8 lessons Apple is learning from 8 mobile health apps

03.11.2015
There's an app for...what Asthma Epilepsy Autism

After first telling folks nearly six years ago that "there's an app for that," Apple is now working with big name university medical schools and development partners on apps for eight different maladies. Many thousands of iPhone users have already downloaded these apps from Apple's App Store. Meanwhile, Apple and its prestigious partners are learning valuable lessons about the types of features iPhone owners will happily use in the interests of getting healthier.

[ Related: ResearchKit at 6 months: 100,000 people now using medical apps ]

Apple and its university colleagues released the first set of these medical apps -- for asthma, Parkinson's disease, diabetes, breast cancer, and heart disease -- in March of 2015, following on in mid-October with new apps for autism, epilepsy, and a potentially deadly form of skin cancer known as melanoma.

All of these apps are built on Apple's ResearchKit, an "open source development framework" that lets software developers create disorder-specific apps that work with the iPhone's HealthKit and hardware sensors aboard the phone.

In the Parkinson's disease app, known as mPower, patients can use the iPhone's sensors to take a series of interactive tests for measuring and tracking their memory, speech, motor, and gait/balance skills.

With the Autism & Beyond (A&B) app, parents use the iPhone's camera to shoot videos -- snapped with the kids held in their laps -- that can help with early screening for autism.

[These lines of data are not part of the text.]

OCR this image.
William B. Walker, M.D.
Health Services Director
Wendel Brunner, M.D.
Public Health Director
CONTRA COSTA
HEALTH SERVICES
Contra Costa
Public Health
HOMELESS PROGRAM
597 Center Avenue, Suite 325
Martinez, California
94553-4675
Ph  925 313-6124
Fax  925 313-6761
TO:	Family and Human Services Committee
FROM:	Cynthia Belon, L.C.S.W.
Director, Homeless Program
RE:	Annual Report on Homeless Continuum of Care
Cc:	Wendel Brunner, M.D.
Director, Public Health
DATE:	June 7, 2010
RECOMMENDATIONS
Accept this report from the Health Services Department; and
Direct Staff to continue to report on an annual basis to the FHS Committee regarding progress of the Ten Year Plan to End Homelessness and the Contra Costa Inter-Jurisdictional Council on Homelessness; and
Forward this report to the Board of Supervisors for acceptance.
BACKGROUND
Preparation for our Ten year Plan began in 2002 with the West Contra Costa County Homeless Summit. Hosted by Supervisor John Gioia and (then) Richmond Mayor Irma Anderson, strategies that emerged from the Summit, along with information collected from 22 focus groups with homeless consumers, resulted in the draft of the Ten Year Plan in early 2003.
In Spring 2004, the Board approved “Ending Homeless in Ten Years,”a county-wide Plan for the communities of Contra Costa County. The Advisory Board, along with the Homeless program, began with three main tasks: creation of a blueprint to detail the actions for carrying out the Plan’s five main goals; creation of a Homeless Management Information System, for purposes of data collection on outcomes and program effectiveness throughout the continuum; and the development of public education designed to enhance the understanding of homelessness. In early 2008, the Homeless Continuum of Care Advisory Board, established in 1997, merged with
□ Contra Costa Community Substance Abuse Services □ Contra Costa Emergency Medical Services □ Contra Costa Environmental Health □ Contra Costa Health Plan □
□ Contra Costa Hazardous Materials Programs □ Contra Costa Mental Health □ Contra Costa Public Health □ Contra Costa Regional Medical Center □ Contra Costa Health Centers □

"Although ResearchKit is not without its limitations, Apple is to be commended. There's never been anything like ResearchKit before, and it has the potential to change existing ecospheres. Apple's ResearchKit partners are trailblazers, and you can be sure that they're getting back to Apple with some of the lessons they're learning,” said Pam Baker, an industry analyst and consultant, in an interview with ITworld.

Here are eight such lessons Apple and its research partners are learning from the eight apps.

“Asthma Health needed to be as ‘sticky’ as other popular apps in order to generate the required amount of study data,” Corey Bridges, CEO of software development firm  ) LifeMap Solutions, said in a blog post on Apple’s ResearchKit site back in May.

“It’s one thing to get users to download your app, but for your app to succeed, you need users to return to the app the day after they install it, then after one week, one month, etc.,” Bridges told ITworld.

“Social networks and games generally have higher retention rates than business or health apps. Based, we believe, on our use of compelling features, good design, and timely reminders, we’ve been able to keep users coming back to Asthma Health,” Bridges said. When users of the app are sent reminders each Monday, usage spikes.

Successful mHealth apps will need to continually engage participants, concurred Brian Bot, principal scientist at Sage Bionetworks, co-developer of the mPower app with the University of Rochester. In mPower, tasks where patients are asked to engage in an activity tend to be the best received and most often completed.

“Not surprisingly, saying ‘aaaaaaah’ into a phone for ten seconds or trying to tap as fast as you can carries much less friction than completing a 20-question survey,” Bot told ITworld in an email.

ResearchKit’s main limitation is that the first crop of apps runs only on Apple hardware, according to Baker. Moreover, some researchers maintain that the data from the ResearchKit apps is skewed, since iPhone users tend to be younger and much more affluent than the overall US population.

Five of the ResearchKit applications are open source, an advantage designed to allow ports to Andoid as well as integration with existing devices such as medical monitoring systems.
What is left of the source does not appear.